Auch Sie erreichen Ihre Zielgruppe mit Emails. Dank einem System, das kein Staat oder Regierung dieser Erde jemals auf die Beine gebracht hätte. Stellen Sie sich vor, Sie wären - wie vor einigen Jahren noch - auf die Post angewiesen, statt portofrei Emails verschicken zu können. Sie müssten also Briefmarken kaufen, sie auf Umschläge kleben und diese mit der Adresse versehen. Wird es Ihnen nicht klar, dass diese globalen Unternehmen wirklich etwas tun für uns, die Allgemeinheit? Ganz zu schweigen von den Initiativen von Bill und Melinda Gates mit ihrer Stiftung, die bereits mehr Gutes in Entwicklungsländern erreicht hat als alle zusammengenommene staatliche Entwicklungshilfe vorher.

Liebes Avaaz Team, Sie unterstützen die falschen. Die Regierungen haben doch schon viel zu viel Macht und brauchen Ihre Hilfe und meine Spende gar nicht. Statt die Kontrollschrauben beim Steuerzahler noch weiter anzuziehen, sollten die lieber ihre Steuersysteme vereinfachen und vereinheitlichen. Weil aber der jetzige Zustand ihre Macht stärkt, wird jeder Appell in diesem Sinne ins Leere verpuffen.

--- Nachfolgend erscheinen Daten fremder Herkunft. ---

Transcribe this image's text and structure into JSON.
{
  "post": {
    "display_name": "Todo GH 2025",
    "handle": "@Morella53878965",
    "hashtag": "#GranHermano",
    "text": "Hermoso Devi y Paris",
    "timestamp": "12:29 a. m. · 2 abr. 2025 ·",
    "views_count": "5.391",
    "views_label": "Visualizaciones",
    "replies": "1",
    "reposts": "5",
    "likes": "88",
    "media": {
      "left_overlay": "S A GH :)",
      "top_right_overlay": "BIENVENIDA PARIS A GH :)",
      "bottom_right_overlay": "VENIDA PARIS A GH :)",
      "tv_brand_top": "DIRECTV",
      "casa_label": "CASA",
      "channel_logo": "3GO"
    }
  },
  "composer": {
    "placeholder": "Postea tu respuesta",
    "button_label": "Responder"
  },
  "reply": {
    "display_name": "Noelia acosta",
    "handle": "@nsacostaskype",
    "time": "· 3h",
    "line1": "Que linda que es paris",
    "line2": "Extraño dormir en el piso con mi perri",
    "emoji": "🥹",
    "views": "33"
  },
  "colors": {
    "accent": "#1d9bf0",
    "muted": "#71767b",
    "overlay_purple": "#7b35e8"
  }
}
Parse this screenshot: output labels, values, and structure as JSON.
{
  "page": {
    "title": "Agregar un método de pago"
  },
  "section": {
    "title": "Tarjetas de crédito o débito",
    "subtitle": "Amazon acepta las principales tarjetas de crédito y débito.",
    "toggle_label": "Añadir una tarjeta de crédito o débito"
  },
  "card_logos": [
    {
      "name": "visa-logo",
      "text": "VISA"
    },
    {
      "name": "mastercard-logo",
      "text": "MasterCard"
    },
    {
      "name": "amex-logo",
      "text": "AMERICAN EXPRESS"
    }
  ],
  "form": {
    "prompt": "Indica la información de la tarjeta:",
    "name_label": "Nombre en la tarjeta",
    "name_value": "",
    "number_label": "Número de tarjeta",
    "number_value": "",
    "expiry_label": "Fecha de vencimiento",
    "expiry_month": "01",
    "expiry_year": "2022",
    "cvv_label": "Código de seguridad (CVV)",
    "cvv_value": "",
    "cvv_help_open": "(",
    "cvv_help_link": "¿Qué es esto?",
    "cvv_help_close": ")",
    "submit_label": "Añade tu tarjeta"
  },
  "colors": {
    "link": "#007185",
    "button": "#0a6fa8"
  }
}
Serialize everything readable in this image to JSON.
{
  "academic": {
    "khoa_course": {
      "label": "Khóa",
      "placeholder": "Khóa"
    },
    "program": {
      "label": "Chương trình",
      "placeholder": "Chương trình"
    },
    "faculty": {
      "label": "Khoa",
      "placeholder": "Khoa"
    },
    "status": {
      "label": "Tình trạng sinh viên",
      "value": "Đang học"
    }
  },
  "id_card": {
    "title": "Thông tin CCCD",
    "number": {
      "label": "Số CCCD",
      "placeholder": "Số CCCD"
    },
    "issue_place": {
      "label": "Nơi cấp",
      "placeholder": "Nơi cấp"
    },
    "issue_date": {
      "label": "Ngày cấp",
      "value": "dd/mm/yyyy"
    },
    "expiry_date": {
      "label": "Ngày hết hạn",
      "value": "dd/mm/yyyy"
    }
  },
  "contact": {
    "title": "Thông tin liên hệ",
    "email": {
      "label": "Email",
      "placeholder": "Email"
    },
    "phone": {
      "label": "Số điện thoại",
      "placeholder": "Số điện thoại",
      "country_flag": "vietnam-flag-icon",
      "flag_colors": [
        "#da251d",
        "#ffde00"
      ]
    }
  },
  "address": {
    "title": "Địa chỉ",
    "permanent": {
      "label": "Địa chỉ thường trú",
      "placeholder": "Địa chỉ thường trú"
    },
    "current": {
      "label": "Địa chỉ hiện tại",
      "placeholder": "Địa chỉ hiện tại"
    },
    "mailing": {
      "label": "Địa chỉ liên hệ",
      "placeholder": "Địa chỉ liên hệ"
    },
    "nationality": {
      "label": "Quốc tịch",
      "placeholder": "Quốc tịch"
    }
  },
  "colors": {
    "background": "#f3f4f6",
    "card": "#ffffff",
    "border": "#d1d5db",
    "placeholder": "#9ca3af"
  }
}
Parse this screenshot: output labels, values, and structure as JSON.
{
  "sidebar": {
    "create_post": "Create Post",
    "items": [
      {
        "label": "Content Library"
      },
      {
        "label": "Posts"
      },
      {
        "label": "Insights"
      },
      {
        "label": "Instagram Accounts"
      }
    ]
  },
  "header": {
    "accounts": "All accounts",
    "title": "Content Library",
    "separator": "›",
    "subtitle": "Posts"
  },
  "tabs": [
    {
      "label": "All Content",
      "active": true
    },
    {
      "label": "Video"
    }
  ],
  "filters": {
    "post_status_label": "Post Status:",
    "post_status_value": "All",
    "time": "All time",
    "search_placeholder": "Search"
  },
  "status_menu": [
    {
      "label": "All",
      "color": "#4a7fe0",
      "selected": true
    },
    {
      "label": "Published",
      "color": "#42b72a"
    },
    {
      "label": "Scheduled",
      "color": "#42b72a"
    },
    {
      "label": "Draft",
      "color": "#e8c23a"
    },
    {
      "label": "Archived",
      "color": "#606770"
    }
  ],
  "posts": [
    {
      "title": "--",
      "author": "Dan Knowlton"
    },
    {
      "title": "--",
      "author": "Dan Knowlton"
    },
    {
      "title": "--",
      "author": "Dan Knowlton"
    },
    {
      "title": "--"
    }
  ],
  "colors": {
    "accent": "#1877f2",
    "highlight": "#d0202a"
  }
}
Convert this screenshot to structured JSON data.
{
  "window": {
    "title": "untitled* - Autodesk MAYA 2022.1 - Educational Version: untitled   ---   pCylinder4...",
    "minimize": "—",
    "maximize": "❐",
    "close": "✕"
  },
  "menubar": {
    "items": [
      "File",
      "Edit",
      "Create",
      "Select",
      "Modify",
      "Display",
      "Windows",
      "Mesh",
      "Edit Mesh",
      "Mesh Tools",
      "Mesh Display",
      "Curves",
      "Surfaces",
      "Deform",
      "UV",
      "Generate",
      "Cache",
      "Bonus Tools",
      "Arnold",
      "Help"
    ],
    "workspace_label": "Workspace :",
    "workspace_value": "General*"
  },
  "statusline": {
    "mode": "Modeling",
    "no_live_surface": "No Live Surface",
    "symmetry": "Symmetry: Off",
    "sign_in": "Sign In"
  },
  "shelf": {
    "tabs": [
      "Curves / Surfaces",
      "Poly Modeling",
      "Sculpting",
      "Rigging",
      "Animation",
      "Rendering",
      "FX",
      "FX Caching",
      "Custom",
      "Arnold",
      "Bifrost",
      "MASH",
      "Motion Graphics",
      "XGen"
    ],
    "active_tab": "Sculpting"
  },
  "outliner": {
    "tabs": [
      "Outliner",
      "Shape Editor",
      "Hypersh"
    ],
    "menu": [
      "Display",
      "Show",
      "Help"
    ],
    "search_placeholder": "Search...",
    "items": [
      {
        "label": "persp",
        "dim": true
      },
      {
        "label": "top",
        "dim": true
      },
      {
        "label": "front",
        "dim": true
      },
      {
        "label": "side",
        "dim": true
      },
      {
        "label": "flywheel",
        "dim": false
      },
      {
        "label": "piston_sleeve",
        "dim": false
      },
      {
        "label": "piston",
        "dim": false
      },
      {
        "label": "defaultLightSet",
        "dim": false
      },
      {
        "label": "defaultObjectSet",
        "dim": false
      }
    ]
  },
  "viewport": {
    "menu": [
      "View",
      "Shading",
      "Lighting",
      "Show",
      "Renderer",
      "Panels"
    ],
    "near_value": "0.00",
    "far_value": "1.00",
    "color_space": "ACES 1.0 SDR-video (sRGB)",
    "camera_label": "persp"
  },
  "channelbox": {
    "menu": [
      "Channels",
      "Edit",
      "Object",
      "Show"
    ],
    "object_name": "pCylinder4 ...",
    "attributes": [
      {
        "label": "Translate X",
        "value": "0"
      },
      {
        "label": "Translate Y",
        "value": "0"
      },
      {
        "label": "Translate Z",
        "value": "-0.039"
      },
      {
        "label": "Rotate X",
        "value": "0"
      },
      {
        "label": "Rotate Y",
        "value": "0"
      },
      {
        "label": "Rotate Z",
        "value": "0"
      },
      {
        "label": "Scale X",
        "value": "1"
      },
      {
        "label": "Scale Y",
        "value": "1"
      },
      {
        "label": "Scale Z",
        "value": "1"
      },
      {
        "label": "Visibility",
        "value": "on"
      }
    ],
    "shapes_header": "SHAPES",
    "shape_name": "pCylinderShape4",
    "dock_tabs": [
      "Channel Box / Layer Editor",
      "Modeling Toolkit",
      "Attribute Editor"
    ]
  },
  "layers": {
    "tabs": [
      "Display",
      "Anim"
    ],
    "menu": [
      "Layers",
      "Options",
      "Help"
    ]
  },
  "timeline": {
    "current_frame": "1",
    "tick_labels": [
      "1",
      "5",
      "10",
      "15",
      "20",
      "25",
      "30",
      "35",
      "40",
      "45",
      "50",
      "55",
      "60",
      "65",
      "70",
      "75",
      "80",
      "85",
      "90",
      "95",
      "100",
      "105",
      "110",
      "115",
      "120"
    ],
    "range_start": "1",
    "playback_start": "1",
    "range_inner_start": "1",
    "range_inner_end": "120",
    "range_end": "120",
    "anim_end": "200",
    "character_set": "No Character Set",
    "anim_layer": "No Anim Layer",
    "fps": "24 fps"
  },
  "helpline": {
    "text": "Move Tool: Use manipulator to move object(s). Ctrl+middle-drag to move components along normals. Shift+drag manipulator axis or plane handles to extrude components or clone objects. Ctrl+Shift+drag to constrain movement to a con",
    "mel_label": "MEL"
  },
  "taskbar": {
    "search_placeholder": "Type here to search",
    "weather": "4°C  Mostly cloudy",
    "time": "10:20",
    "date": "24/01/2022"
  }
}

Sollten Sie nicht lieber eine Petition aufsetzen, dass solch eine Firma zum Beispiel hier, von wo ich schreibe, Straßen baut? Völlig kostenlos für den Steuerzahler, mit Werbung finanziert? Alle hundert Meter ein Coca-Cola Logo im Asphalt, und wir hätten endlich ein brauchbares Straßennetz in Rumänien.